Mes héros favoris dans la fiction :

Forrest Gump (Forrest Gump), Wikus van de Merwe (District 9), Dr. King Schultz (Django Unchanied), Guido (La vita è bella).

Mes héroïnes favorites dans la fiction :

Thelma and Louise (Thelma & Louise), Emma Suárez (Julieta).

Mes compositeurs préférés :

Jean-Michel Blais, Alexandra Stréliski, Louis-Étienne Santais et les classiques Mozart, Chopin et Satie.

Mes peintres favoris :

Jean-Paul Riopelle, Annabelle Marquis et Michel-Ange, pour le plafond de la chapelle Sixtine. C’est majestueux.

Mes héros dans mon quotidien :

toutes celles et tous ceux qui trouvent la force de surmonter une épreuve difficile et qui arrivent encore à sourire.

Mes héroïnes dans l'histoire :

toutes celles qui se sont battues pour la reconnaissance de leurs droits.

Ce que je déteste par-dessus tout :

la misère humaine… et les hypocrites.

La réforme que j'estime le plus :

toutes celles qui ont donné plus de droits et de reconnaissance aux personnes vulnérables.

Le don de la nature que je voudrais avoir :

être grande !

Le livre qui m’a semblé le plus révélateur :

une chambre à soi, de Virginia Woolf.

Un livre que je n’ai pas encore lu :

les Hauts de Hurlevent, d'Emily Brontë.

État d'esprit actuel :

résiliente...en attendant la fin de la pandémie.

Fautes qui m'inspirent le plus d'indulgence :

celles commises sans aucun esprit malveillant, sans aucune intention de blesser.

Ce que je ferais si je n’enseignais pas le droit :

si je n’enseignais pas le droit, cela veut dire que je ne travaillerais pas ! Alors je voyagerais, je lirais, je jouerais du piano, je ferais du bénévolat, du vélo, etc.

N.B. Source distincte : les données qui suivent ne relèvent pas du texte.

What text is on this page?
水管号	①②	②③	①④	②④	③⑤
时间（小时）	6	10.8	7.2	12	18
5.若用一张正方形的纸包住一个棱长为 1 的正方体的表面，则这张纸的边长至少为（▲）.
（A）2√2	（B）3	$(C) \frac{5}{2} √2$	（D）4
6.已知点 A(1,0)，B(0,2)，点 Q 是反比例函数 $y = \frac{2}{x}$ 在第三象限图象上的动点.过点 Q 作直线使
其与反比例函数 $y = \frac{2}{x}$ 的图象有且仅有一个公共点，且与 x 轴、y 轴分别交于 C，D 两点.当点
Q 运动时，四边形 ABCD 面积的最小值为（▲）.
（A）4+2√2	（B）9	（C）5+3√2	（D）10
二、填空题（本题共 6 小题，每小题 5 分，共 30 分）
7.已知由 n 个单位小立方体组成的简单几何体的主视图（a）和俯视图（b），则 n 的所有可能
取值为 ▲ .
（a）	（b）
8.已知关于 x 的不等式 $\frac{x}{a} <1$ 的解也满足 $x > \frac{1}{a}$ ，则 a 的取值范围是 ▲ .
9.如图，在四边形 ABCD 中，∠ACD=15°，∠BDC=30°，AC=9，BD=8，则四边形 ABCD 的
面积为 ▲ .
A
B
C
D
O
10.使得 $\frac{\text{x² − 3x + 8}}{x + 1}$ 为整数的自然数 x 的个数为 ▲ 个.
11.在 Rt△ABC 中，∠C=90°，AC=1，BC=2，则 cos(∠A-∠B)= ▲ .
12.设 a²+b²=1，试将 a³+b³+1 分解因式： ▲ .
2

Mais si on parle strictement en termes de profession, je crois que je serais pianiste.

Le fait déclencheur qui m’a intéressé(e) à mon domaine :

une enseignante passionnée que j’ai eu la chance d’avoir lors de mes études en Techniques juridiques.

Le texte le plus difficile que j’ai eu à écrire :

celui sur l’aide médicale à mourir, qui sera publié sous peu. J’ai trouvé ça très confrontant.

La décision de jurisprudence la plus emblématique de mon domaine :

il y en a plusieurs. Mais si je dois en choisir une, je dirais Daigle c. Tremblay, qui est venue statuer sur le statut juridique du fœtus.

La décision de jurisprudence que j’aime le plus enseigner :

je ne serai pas originale mêm je dirais aussi Daigle c. Tremblay

 

L’article de loi qui ne cesse de m’interpeller :

l’article premier de la Déclaration universelle des droits de l’homme, qui énonce que « Tous les êtres humains naissent libres et égaux en dignité et en droits. […] ». Je trouve que c’est, hélas, un énorme mensonge !

Ce que j’aime le plus dans mon domaine :

la possibilité d’apprendre chaque jour, le fait de pouvoir m’enrichir intellectuellement au contact des collègues et le fait de contribuer à la formation des étudiant(e)s.